Bircher Müsli neu gedacht: Ein Klassiker zwischen Zeitgeist und Alltag

Es gibt Gerichte, die nie ganz verschwinden. Das Bircher Müsli gehört zweifellos dazu. Ursprünglich wurde es um 1900 als medizinische Speise entwickelt und hat sich seitdem über Jahrzehnte hinweg stetig weiterentwickelt.

Gerade deshalb lohnt sich ein Blick zurück. Nicht aus Nostalgie, sondern um zu verstehen, was dieses Gericht ursprünglich ausgemacht hat.

Was Bircher wirklich im Sinn hatte 

Ursprünglich war das Bircher-Müsli nicht speziell fürs Frühstück vorgesehen. Die „Diätspeise“ wurde in Privathaushalten wie in Schulen und beim Militär gegessen, sogar in Gefängnissen stand sie vor allem abends auf dem Menüplan.

Wann genau sich das Müsli als Frühstücks-Standard etabliert hat, lässt sich nicht datieren. Und natürlich gab es das Müsli in dem von Bircher-Benner gegründeten Sanatorium am Zürichberg, wo sich prominente Kurgäste wie Wilhelm Furtwängler und Thomas Mann erholten, der sich hier zu seinem Buch „der Zauberberg“ inspirieren ließ.

Die positiven gesundheitlichen Effekte der „Spys“, wie sie auf gut Schwyzderdütsch genannt wurde, waren offensichtlich. Entsprechend verbreitete sich die Idee schnell über die Landesgrenzen hinaus und trug zur internationalen Bekanntheit des Müslis bei.

Der Erfinder und Rohkostfan Bircher hat das Müesli seinen Patienten täglich verordnet. Für ihn war es vor allem Ausdruck einer naturnahen Ernährung und eine bewusste Alternative zur schweren bürgerlichen Küche, die er als Ursache vieler Krankheiten sah.

Die Idee dahinter war klar: weniger Verarbeitung, mehr Natürlichkeit, bessere Bekömmlichkeit.

Im Kern ganz einfach

Heute wird Bircher Müsli oft als feststehende Rezeptur verstanden. Tatsächlich war es eher ein Baukasten.

Die Grundlage bilden Haferflocken, frisches Obst sorgt für Frische und Säure, und Nüsse für Substanz. Dazu kam eine einfache Flüssigkeit. Mehr brauchte es nicht, um eine ausgewogene Mahlzeit zuzubereiten.
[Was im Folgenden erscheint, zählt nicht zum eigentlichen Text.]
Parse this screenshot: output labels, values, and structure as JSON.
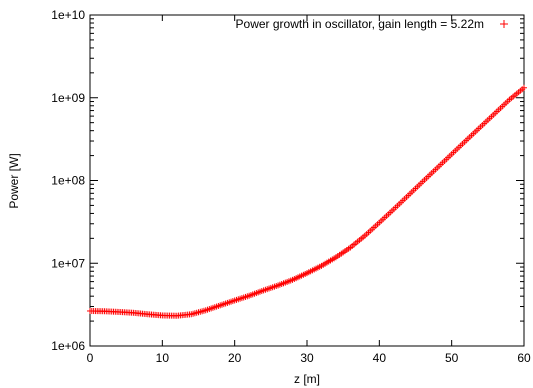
{
  "chart_data": {
    "type": "scatter",
    "title": "",
    "xlabel": "z [m]",
    "ylabel": "Power [W]",
    "xlim": [
      0,
      60
    ],
    "ylim": [
      1000000,
      10000000000
    ],
    "yscale": "log",
    "grid": false,
    "legend_position": "top-right",
    "marker": "+",
    "color": "#ff0000",
    "x_ticks": [
      "0",
      "10",
      "20",
      "30",
      "40",
      "50",
      "60"
    ],
    "y_ticks": [
      "1e+06",
      "1e+07",
      "1e+08",
      "1e+09",
      "1e+10"
    ],
    "series": [
      {
        "name": "Power growth in oscillator, gain length = 5.22m",
        "x": [
          0,
          2,
          4,
          6,
          8,
          10,
          12,
          14,
          16,
          18,
          20,
          22,
          24,
          26,
          28,
          30,
          32,
          34,
          36,
          38,
          40,
          42,
          44,
          46,
          48,
          50,
          52,
          54,
          56,
          58,
          60
        ],
        "y": [
          2650000,
          2630000,
          2580000,
          2520000,
          2420000,
          2340000,
          2320000,
          2420000,
          2700000,
          3100000,
          3550000,
          4050000,
          4700000,
          5400000,
          6300000,
          7600000,
          9300000,
          11800000,
          15500000,
          21500000,
          31000000,
          45000000,
          66000000,
          97000000,
          142000000,
          208000000,
          305000000,
          445000000,
          650000000,
          950000000,
          1320000000
        ]
      }
    ]
  }
}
Ernährungsexperten bestätigen diesen Ansatz bis heute und empfehlen das Dauer-Trendgericht als gesunden und bekömmlichen Energielieferanten für den Start in den Tag.

Weniger überzeugend sind dagegen viele Fertigmischungen, die stark gezuckert sind und bei denen die eigentlichen Zutaten in den Hintergrund treten. Deutlich näher am ursprünglichen Gedanken bleiben Varianten, die auf frische, unverarbeitete Zutaten setzen, auch wenn diese gelegentlich mit anderen Früchten oder Trockenobst ergänzt werden.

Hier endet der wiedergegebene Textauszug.